Towards a genealogy of queer farming and urban agriculture
LGBT history over the past 40 years has largely been an effort at bringing to light the roles and contributions of queer people to various movements, projects, innovations, and disciplines that were often ignored if not intentionally erased. For example, our understanding of the Civil Rights movement is certainly broadened and complicated by knowing more about Bayard Rustin who had a central role in the organizing the 1963 march on Washington. Who might provide such perspective in the context of food systems and local agriculture? A figure at the margins of planning sharing some of the field’s roots in nineteenth century anarchism, Edward Carpenter (1844-1929) was a utopian thinker and poet who founded the Sheffield Socialist League which counted the renowned garden-city planner Raymond Unwin among its members.
Edward Carpenter and his lover George Merril. Source: http://www.friendsofedwardcarpenter.co.uk/
Much like his friend Patrick Geddes, Carpenter was a prolific polymath who studied and wrote in or about most of the existing disciplines in the Victorian era. He advocated a peaceful “revolution in human life” envisioning “nongovernmental societies” with communal ownership of land and capital, sexual freedom and equality, and back-to-the-land “plain living” (Rowbotham 6). In 1882, Carpenter bought 7 acres of land about 8 miles outside of Sheffield in order to cultivate a simple life of market-gardening with his partner George Merrill. He hoped to provide a model for cooperative market gardening that would avoid the wasteful excesses and pollution of industrial enterprise (Rowbotham 77).
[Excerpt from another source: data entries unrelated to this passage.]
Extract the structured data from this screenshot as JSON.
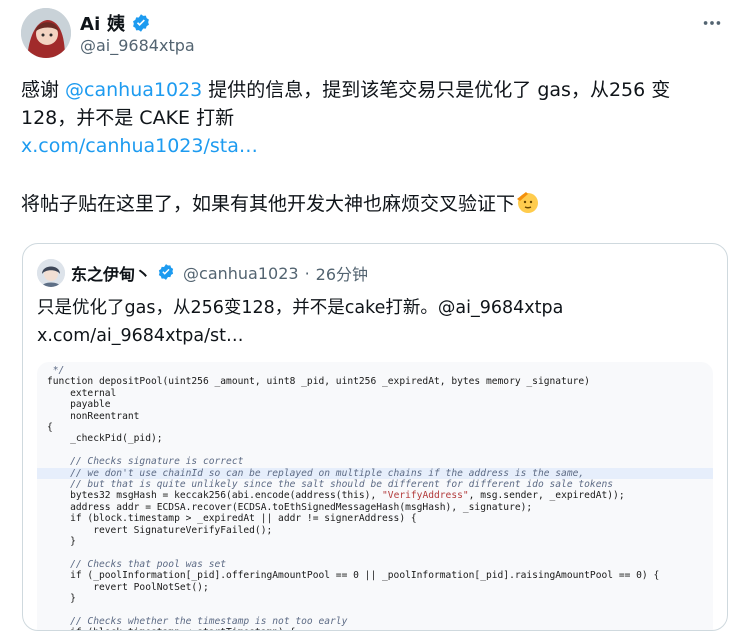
{
  "author": {
    "name": "Ai 姨",
    "handle": "@ai_9684xtpa"
  },
  "tweet": {
    "p1_a": "感谢 ",
    "p1_mention": "@canhua1023",
    "p1_b": " 提供的信息，提到该笔交易只是优化了 gas，从256 变",
    "p1_c": "128，并不是 CAKE 打新",
    "link": "x.com/canhua1023/sta…",
    "p2": "将帖子贴在这里了，如果有其他开发大神也麻烦交叉验证下"
  },
  "quote": {
    "name": "东之伊甸丶",
    "handle": "@canhua1023",
    "dot": "·",
    "time": "26分钟",
    "line1": "只是优化了gas，从256变128，并不是cake打新。@ai_9684xtpa",
    "line2": "x.com/ai_9684xtpa/st…"
  },
  "code": {
    "lines": [
      " */",
      "function depositPool(uint256 _amount, uint8 _pid, uint256 _expiredAt, bytes memory _signature)",
      "    external",
      "    payable",
      "    nonReentrant",
      "{",
      "    _checkPid(_pid);",
      "",
      "    // Checks signature is correct",
      "    // we don't use chainId so can be replayed on multiple chains if the address is the same,",
      "    // but that is quite unlikely since the salt should be different for different ido sale tokens",
      "    bytes32 msgHash = keccak256(abi.encode(address(this), \"VerifyAddress\", msg.sender, _expiredAt));",
      "    address addr = ECDSA.recover(ECDSA.toEthSignedMessageHash(msgHash), _signature);",
      "    if (block.timestamp > _expiredAt || addr != signerAddress) {",
      "        revert SignatureVerifyFailed();",
      "    }",
      "",
      "    // Checks that pool was set",
      "    if (_poolInformation[_pid].offeringAmountPool == 0 || _poolInformation[_pid].raisingAmountPool == 0) {",
      "        revert PoolNotSet();",
      "    }",
      "",
      "    // Checks whether the timestamp is not too early",
      "    if (block.timestamp < startTimestamp) {"
    ]
  },
  "colors": {
    "link": "#1d9bf0",
    "secondary_text": "#536471",
    "border": "#cfd9de",
    "verified": "#1d9bf0"
  }
}
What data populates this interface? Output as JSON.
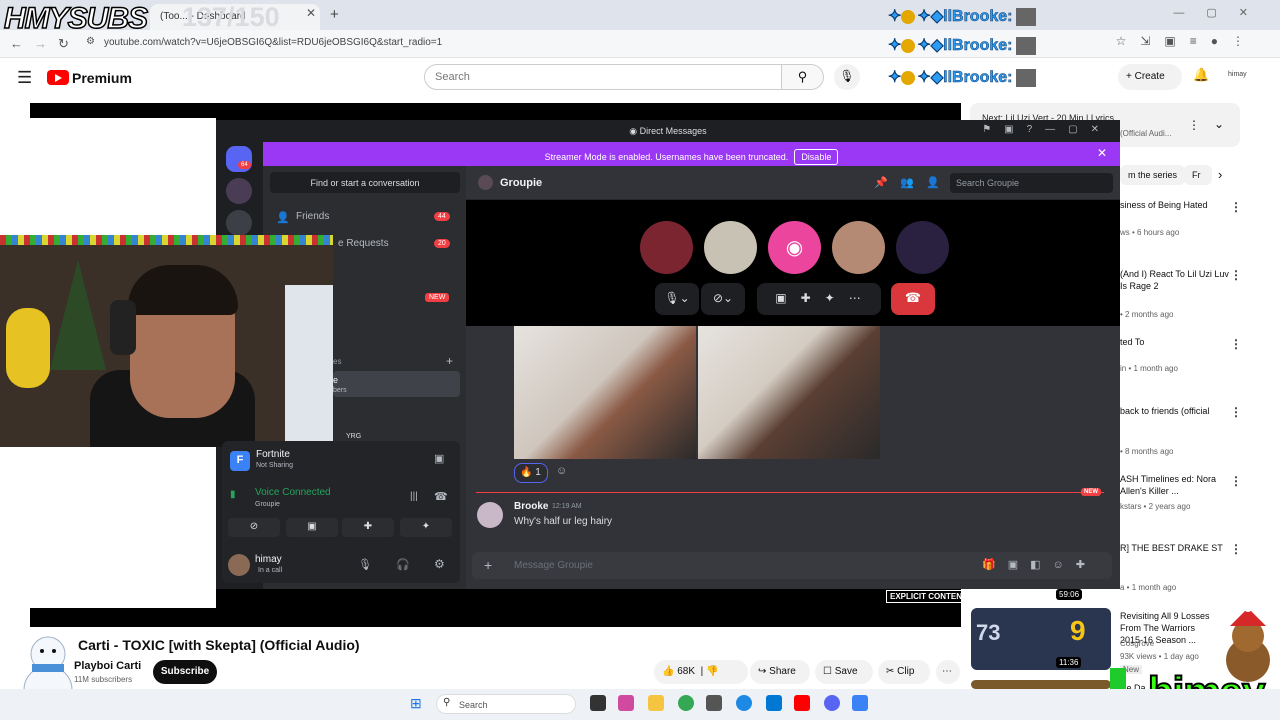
{
  "browser": {
    "tab_title": "(Too... - Dashboard",
    "url": "youtube.com/watch?v=U6jeOBSGI6Q&list=RDU6jeOBSGI6Q&start_radio=1"
  },
  "overlay": {
    "channel_tag": "HMYSUBS",
    "sub_counter": "137/150",
    "donor_name": "llBrooke:",
    "streamer_name": "himay"
  },
  "youtube": {
    "brand": "Premium",
    "search_placeholder": "Search",
    "create_label": "Create",
    "account_label": "himay",
    "video_title": "Carti - TOXIC [with Skepta] (Official Audio)",
    "channel_name": "Playboi Carti",
    "subscribers": "11M subscribers",
    "subscribe_label": "Subscribe",
    "likes": "68K",
    "share_label": "Share",
    "save_label": "Save",
    "clip_label": "Clip",
    "explicit_label": "EXPLICIT CONTENT",
    "up_next_label": "Next: Lil Uzi Vert - 20 Min | Lyrics",
    "up_next_sub": "(Official Audi...",
    "chips": [
      "m the series",
      "Fr"
    ],
    "sidebar": [
      {
        "title": "siness of Being Hated",
        "meta": "ws • 6 hours ago"
      },
      {
        "title": "(And I) React To Lil Uzi Luv Is Rage 2",
        "meta": "• 2 months ago"
      },
      {
        "title": "ted To",
        "meta": "in • 1 month ago"
      },
      {
        "title": "back to friends (official",
        "meta": "• 8 months ago"
      },
      {
        "title": "ASH Timelines ed: Nora Allen's Killer ...",
        "meta": "kstars • 2 years ago"
      },
      {
        "title": "R] THE BEST DRAKE ST",
        "meta": "a • 1 month ago",
        "duration": "59:06"
      },
      {
        "title": "Revisiting All 9 Losses From The Warriors 2015-16 Season ...",
        "channel": "Cosgrove",
        "meta": "93K views • 1 day ago",
        "duration": "11:36",
        "badge": "New"
      },
      {
        "title": "He Da",
        "meta": ""
      }
    ]
  },
  "discord": {
    "window_title": "Direct Messages",
    "streamer_banner": "Streamer Mode is enabled. Usernames have been truncated.",
    "disable_label": "Disable",
    "find_conversation": "Find or start a conversation",
    "friends_label": "Friends",
    "friends_count": "44",
    "requests_label": "e Requests",
    "requests_count": "20",
    "new_tag": "NEW",
    "dm_section": "es",
    "dm_group_short": "e",
    "dm_group_sub": "bers",
    "dm_yrg": "YRG",
    "guild_badge": "64",
    "activity_name": "Fortnite",
    "activity_status": "Not Sharing",
    "voice_status": "Voice Connected",
    "voice_channel": "Groupie",
    "username": "himay",
    "user_status": "In a call",
    "channel_name": "Groupie",
    "search_placeholder": "Search Groupie",
    "reaction_count": "1",
    "new_marker": "NEW",
    "message_author": "Brooke",
    "message_time": "12:19 AM",
    "message_text": "Why's half ur leg hairy",
    "message_placeholder": "Message Groupie"
  },
  "taskbar": {
    "search_label": "Search"
  },
  "colors": {
    "youtube_red": "#ff0000",
    "discord_blurple": "#5865f2",
    "streamer_purple": "#9b38f5",
    "hangup_red": "#da373c",
    "voice_green": "#23a55a"
  }
}
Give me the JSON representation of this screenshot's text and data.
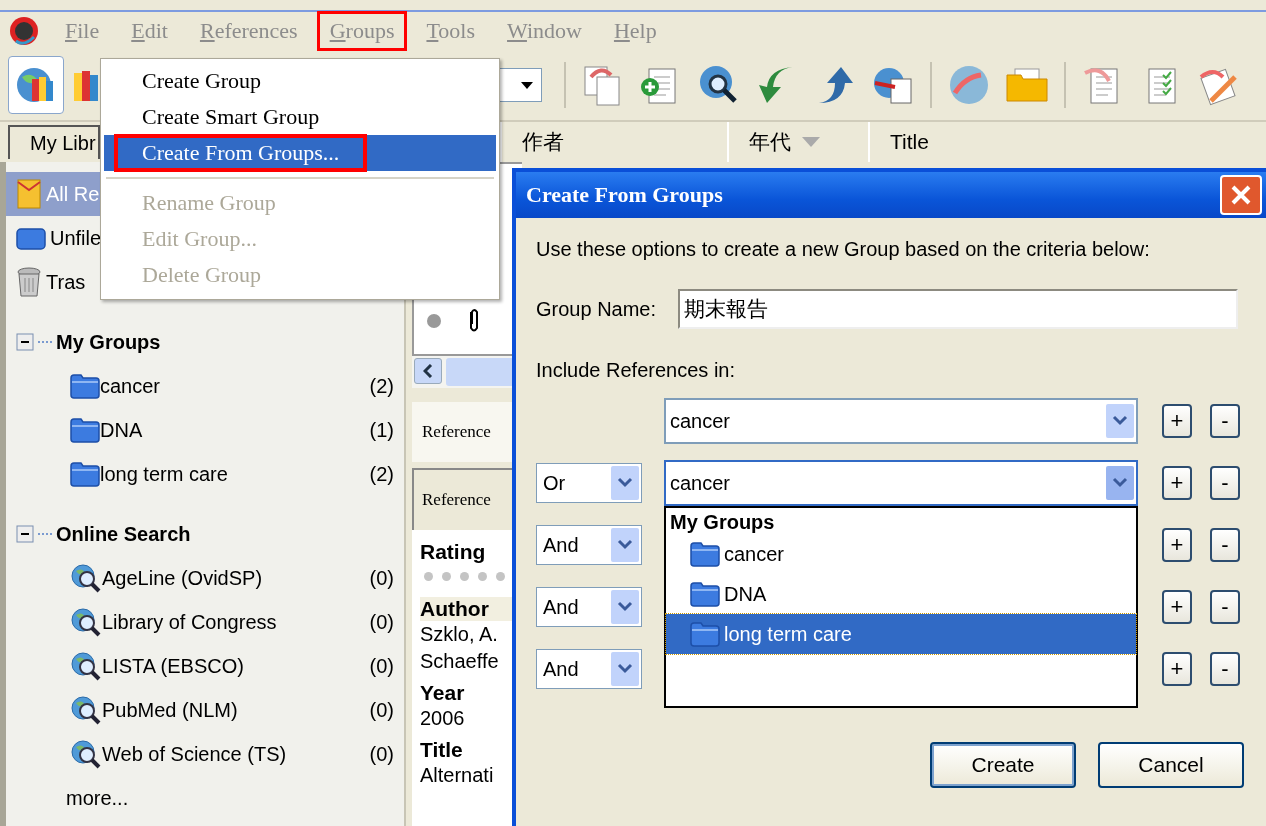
{
  "menu_bar": [
    {
      "label": "File",
      "selected": false
    },
    {
      "label": "Edit",
      "selected": false
    },
    {
      "label": "References",
      "selected": false
    },
    {
      "label": "Groups",
      "selected": true
    },
    {
      "label": "Tools",
      "selected": false
    },
    {
      "label": "Window",
      "selected": false
    },
    {
      "label": "Help",
      "selected": false
    }
  ],
  "library_tab": "My Libr",
  "columns": [
    {
      "label": "作者",
      "sorted": false
    },
    {
      "label": "年代",
      "sorted": true
    },
    {
      "label": "Title",
      "sorted": false
    }
  ],
  "sidebar": {
    "items": [
      {
        "label": "All Re",
        "kind": "library",
        "selected": true
      },
      {
        "label": "Unfile",
        "kind": "unfiled",
        "selected": false
      },
      {
        "label": "Tras",
        "kind": "trash",
        "selected": false
      }
    ],
    "sections": [
      {
        "title": "My Groups",
        "expanded": true,
        "kind": "group",
        "items": [
          {
            "label": "cancer",
            "count": "(2)"
          },
          {
            "label": "DNA",
            "count": "(1)"
          },
          {
            "label": "long term care",
            "count": "(2)"
          }
        ]
      },
      {
        "title": "Online Search",
        "expanded": true,
        "kind": "search",
        "items": [
          {
            "label": "AgeLine (OvidSP)",
            "count": "(0)"
          },
          {
            "label": "Library of Congress",
            "count": "(0)"
          },
          {
            "label": "LISTA (EBSCO)",
            "count": "(0)"
          },
          {
            "label": "PubMed (NLM)",
            "count": "(0)"
          },
          {
            "label": "Web of Science (TS)",
            "count": "(0)"
          }
        ]
      }
    ],
    "more": "more..."
  },
  "groups_menu": {
    "sections": [
      {
        "items": [
          {
            "label": "Create Group",
            "selected": false,
            "disabled": false
          },
          {
            "label": "Create Smart Group",
            "selected": false,
            "disabled": false
          },
          {
            "label": "Create From Groups...",
            "selected": true,
            "disabled": false
          }
        ]
      },
      {
        "items": [
          {
            "label": "Rename Group",
            "selected": false,
            "disabled": true
          },
          {
            "label": "Edit Group...",
            "selected": false,
            "disabled": true
          },
          {
            "label": "Delete Group",
            "selected": false,
            "disabled": true
          }
        ]
      }
    ]
  },
  "reference_panel": {
    "tab": "Reference",
    "header": "Reference",
    "fields": [
      {
        "label": "Rating",
        "kind": "rating",
        "stars": 0,
        "selected": false
      },
      {
        "label": "Author",
        "kind": "text",
        "lines": [
          "Szklo, A.",
          "Schaeffe"
        ],
        "selected": true
      },
      {
        "label": "Year",
        "kind": "text",
        "lines": [
          "2006"
        ],
        "selected": false
      },
      {
        "label": "Title",
        "kind": "text",
        "lines": [
          "Alternati"
        ],
        "selected": false
      }
    ]
  },
  "dialog": {
    "title": "Create From Groups",
    "intro": "Use these options to create a new Group based on the criteria below:",
    "group_name_label": "Group Name:",
    "group_name_value": "期末報告",
    "include_label": "Include References in:",
    "criteria": [
      {
        "group": "cancer",
        "expanded": false,
        "add": "+",
        "remove": "-"
      },
      {
        "operator": "Or",
        "group": "cancer",
        "expanded": true,
        "add": "+",
        "remove": "-"
      },
      {
        "operator": "And",
        "add": "+",
        "remove": "-"
      },
      {
        "operator": "And",
        "add": "+",
        "remove": "-"
      },
      {
        "operator": "And",
        "add": "+",
        "remove": "-"
      }
    ],
    "group_list": {
      "heading": "My Groups",
      "items": [
        {
          "label": "cancer",
          "selected": false
        },
        {
          "label": "DNA",
          "selected": false
        },
        {
          "label": "long term care",
          "selected": true
        }
      ]
    },
    "buttons": [
      {
        "label": "Create",
        "default": true
      },
      {
        "label": "Cancel",
        "default": false
      }
    ]
  }
}
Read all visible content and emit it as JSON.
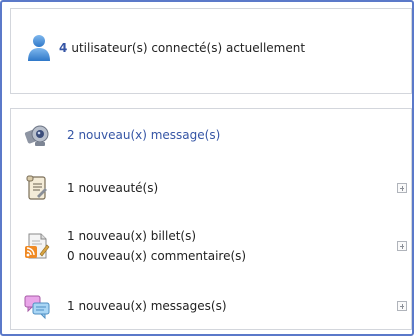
{
  "online": {
    "count": "4",
    "text": "utilisateur(s) connecté(s) actuellement",
    "icon": "user-icon"
  },
  "news": {
    "items": [
      {
        "icon": "webcam-icon",
        "lines": [
          "2 nouveau(x) message(s)"
        ],
        "expandable": false
      },
      {
        "icon": "scroll-note-icon",
        "lines": [
          "1 nouveauté(s)"
        ],
        "expandable": true
      },
      {
        "icon": "rss-document-icon",
        "lines": [
          "1 nouveau(x) billet(s)",
          "0 nouveau(x) commentaire(s)"
        ],
        "expandable": true
      },
      {
        "icon": "chat-bubbles-icon",
        "lines": [
          "1 nouveau(x) messages(s)"
        ],
        "expandable": true
      }
    ]
  },
  "colors": {
    "frame_border": "#5b79c9",
    "link": "#3555a5",
    "panel_border": "#d3d6dc"
  }
}
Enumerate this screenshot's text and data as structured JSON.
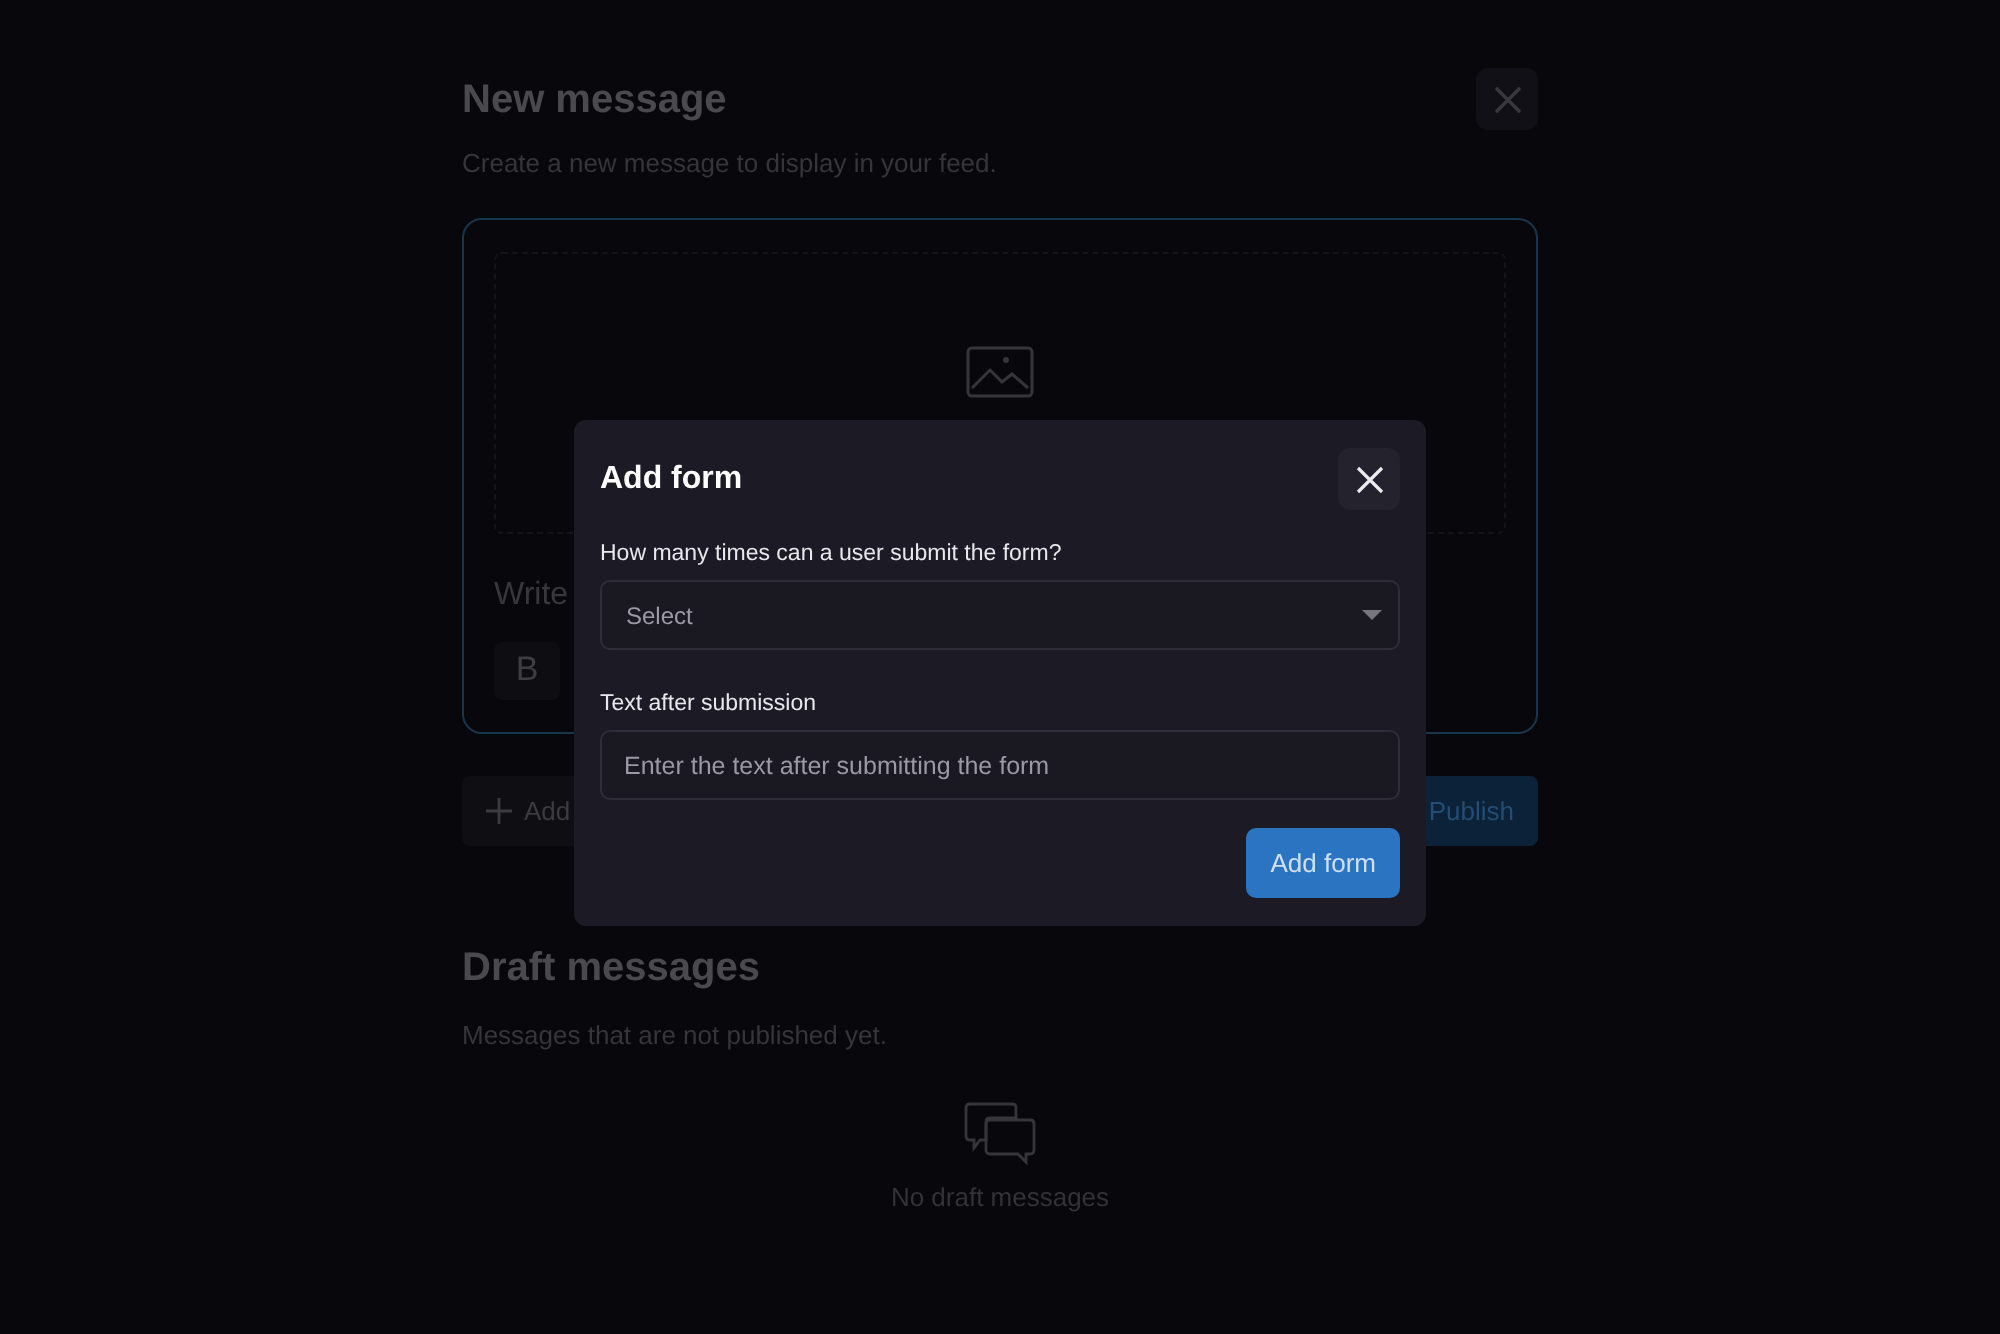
{
  "page": {
    "title": "New message",
    "subtitle": "Create a new message to display in your feed.",
    "editor": {
      "placeholder": "Write",
      "toolbar": [
        "B"
      ]
    },
    "actions": {
      "add": "Add",
      "publish": "Publish"
    },
    "drafts": {
      "title": "Draft messages",
      "subtitle": "Messages that are not published yet.",
      "empty": "No draft messages"
    }
  },
  "dialog": {
    "title": "Add form",
    "fields": [
      {
        "kind": "select",
        "label": "How many times can a user submit the form?",
        "placeholder": "Select"
      },
      {
        "kind": "text",
        "label": "Text after submission",
        "placeholder": "Enter the text after submitting the form"
      }
    ],
    "submit": "Add form"
  }
}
Carpenter & Merril’s market garden at Millthorpe. Source: edwardcarpenter.net.
He also wrote against the grain of emerging sexological discourse drawing on medieval communalism and Hellenic paganism to establish “a connection between new sexual relations, the emancipation of women, and the creation of a free society” (Rowbotham 209). As he continued to publish and travel to speaking engagements, the reputation of his utopian farm grew; Millthorpe served as an inspiration for several generations of activists, academics, artists, reformers and intellectuals who visited there as a rite of passage. I wonder if increased awareness of historical figures like Carpenter have potential to impact urban agricultural practices, local food production, or food security. If we look at the exclusion of queer people from society at large in terms of Marx’s metabolic rifts–which can be ecological, social, and individual–perhaps acknowledging lgbt peoples’ roles in the food system could provide a way to mend individual and social rifts in the context of food ecologies. I think this might have potential similar to the way Joan Roughgarden’s theorizing about multiple animal genders and sexual behaviors has provided theoretical tools for understanding transgender expression and same-sex desire as integral parts of evolution rather than mistakes or dead ends.
Theory in an applied profession? Planning theory arose in academia during the post-WWII planning boom. As planning departments grew, social science methods replaced design-centered curriculum. The scientific method and knowledge trumped both design aesthetics and progressive moral imperatives. With increasing specialization, designers weren’t prepared for the legal, economic, and logistical complexities of planning work.
The professional protocol, in drawing on the presuppositions of the rational planning model, either banishes the the politics of uncertainty entirely or translates these political relationships into methodological presuppositions and procedures… Practitioners adopt the rational model as a rhetorical device to legitimize their professional persona as an expert. (Hoch 51)
Hoch argues that, while this may make sense for bureaucratic planners, it’s debilitating for planners not vested with bureaucratic authority. The rational protocol constructs the planner as an apolitical expert doing good science and makes their relationship to power an precarious one. For example, “Man with a Mission” Tom’s commitment to the protocol and the objectivity of professional expertise blinded him to the political compromises he needed to keep his job. “Dangling Practitioner” Martin rejected courting a local power player–which he viewed as damaging to his professional integrity–in promoting a rational cooperative development plan between his organization and the city and was “left dangling between the powers of craft and the powers of coercion” (Hoch 69). Craft, coercion, and consent define the power relationships within which planners practice and they treat them as discreet or unrelated at their own peril. Successful planners embrace the interconnected complexity of these powers.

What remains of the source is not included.